Benigni voleva dare ulteriori ragguagli al Colle sull’intervento che avrebbe preparato. A quel punto, l’attore premio Oscar ha avvisato l’ad della Rai, Carlo Fuortes che ha colto la palla al balzo e non si è lasciato sfuggire l’occasione di invitare direttamente il Capo dello Stato.
Per evitare inutili polemiche politiche, il monologo di Benigni sulla Costituzione e la stessa presenza di Mattarella sono stati tenuti coperti fino alla conferenza stampa di presentazione della prima serata del Festival.
E infatti, il cda di Viale Mazzini si è lamentato per non essere stato informato preventivamente da Fuortes, il quale, però, non aveva alcun dovere di comunicare al consiglio l’accordo preso con il Quirinale.
È una piccola lezione per Bruno Vespa, che avrebbe potuto tenere riservato l’accordo per un intervento di Zelensky a Sanremo.
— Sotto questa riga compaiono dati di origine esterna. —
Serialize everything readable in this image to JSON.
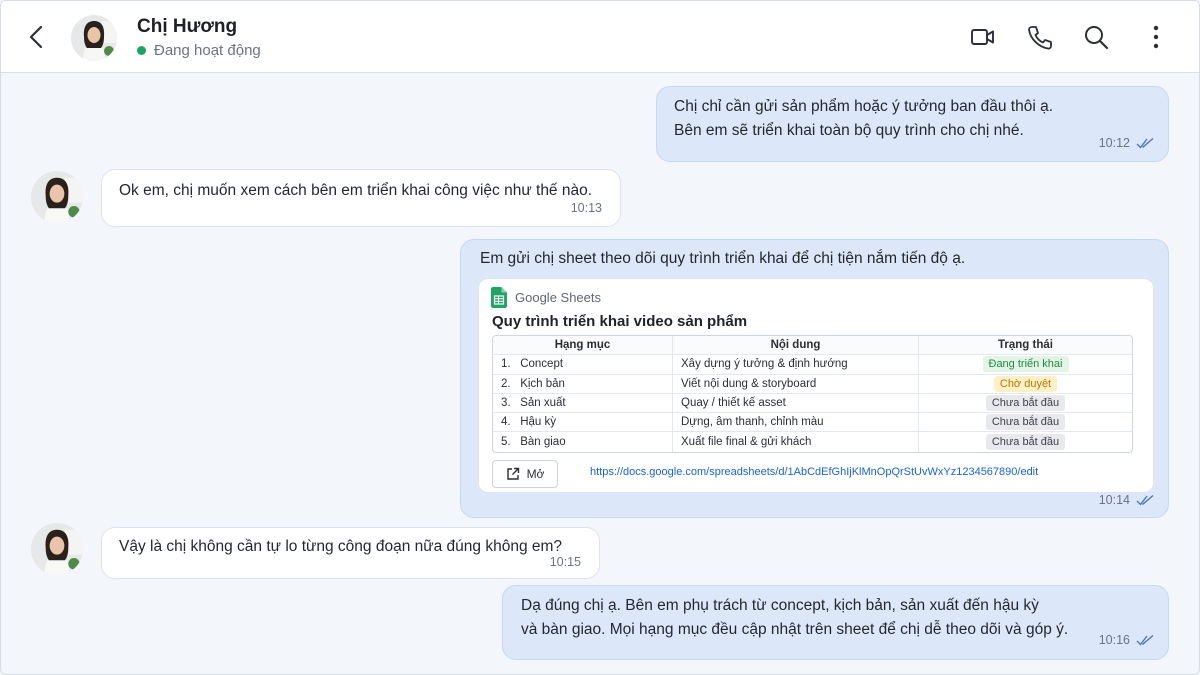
{
  "header": {
    "contact_name": "Chị Hương",
    "status": "Đang hoạt động",
    "status_color": "#1ea362",
    "icons": [
      "back-arrow-icon",
      "video-call-icon",
      "phone-icon",
      "search-icon",
      "more-vertical-icon"
    ]
  },
  "messages": [
    {
      "direction": "out",
      "text": "Chị chỉ cần gửi sản phẩm hoặc ý tưởng ban đầu thôi ạ.\nBên em sẽ triển khai toàn bộ quy trình cho chị nhé.",
      "time": "10:12",
      "read": true
    },
    {
      "direction": "in",
      "text": "Ok em, chị muốn xem cách bên em triển khai công việc như thế nào.",
      "time": "10:13"
    },
    {
      "direction": "out",
      "text": "Em gửi chị sheet theo dõi quy trình triển khai để chị tiện nắm tiến độ ạ.",
      "time": "10:14",
      "read": true
    },
    {
      "direction": "in",
      "text": "Vậy là chị không cần tự lo từng công đoạn nữa đúng không em?",
      "time": "10:15"
    },
    {
      "direction": "out",
      "text": "Dạ đúng chị ạ. Bên em phụ trách từ concept, kịch bản, sản xuất đến hậu kỳ\nvà bàn giao. Mọi hạng mục đều cập nhật trên sheet để chị dễ theo dõi và góp ý.",
      "time": "10:16",
      "read": true
    }
  ],
  "sheet": {
    "app_label": "Google Sheets",
    "title": "Quy trình triển khai video sản phẩm",
    "columns": [
      "Hạng mục",
      "Nội dung",
      "Trạng thái"
    ],
    "rows": [
      {
        "index": "1.",
        "item": "Concept",
        "content": "Xây dựng ý tưởng & định hướng",
        "status": "Đang triển khai",
        "status_kind": "green"
      },
      {
        "index": "2.",
        "item": "Kịch bản",
        "content": "Viết nội dung & storyboard",
        "status": "Chờ duyệt",
        "status_kind": "yellow"
      },
      {
        "index": "3.",
        "item": "Sản xuất",
        "content": "Quay / thiết kế asset",
        "status": "Chưa bắt đầu",
        "status_kind": "gray"
      },
      {
        "index": "4.",
        "item": "Hậu kỳ",
        "content": "Dựng, âm thanh, chỉnh màu",
        "status": "Chưa bắt đầu",
        "status_kind": "gray"
      },
      {
        "index": "5.",
        "item": "Bàn giao",
        "content": "Xuất file final & gửi khách",
        "status": "Chưa bắt đầu",
        "status_kind": "gray"
      }
    ],
    "open_label": "Mở",
    "link": "https://docs.google.com/spreadsheets/d/1AbCdEfGhIjKlMnOpQrStUvWxYz1234567890/edit"
  },
  "colors": {
    "outgoing_bubble": "#dce8f9",
    "incoming_bubble": "#ffffff",
    "background": "#f3f6fb",
    "link": "#1a62d4"
  }
}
Parlandone a Domenica In, ha offerto in pasto al dibattito politico, e soprattutto ai suoi nemici in Rai, l’opportunità di impallinare lui e il povero presidente ucraino.
La scelta di Benigni di dedicare il suo intervento alle virtù della nostra Carta fondamentale ha incrociato le preoccupazioni di Mattarella sulla riforma costituzionale in senso presidenziale che ha messo in cantiere il governo di destra-centro di Giorgia & i suoi Fratelli.
Una dichiarazione della Meloni, in particolare, ha colpito il Colle: “il Presidenzialismo è un impegno che vogliamo mantenere. Vogliamo parlare con tutti, ma quel mandato vogliamo onorarlo”. In pratica, la Ducetta ha fatto intendere che coinvolgerà il parlamento e l’opposizione, ma non a tutti i costi.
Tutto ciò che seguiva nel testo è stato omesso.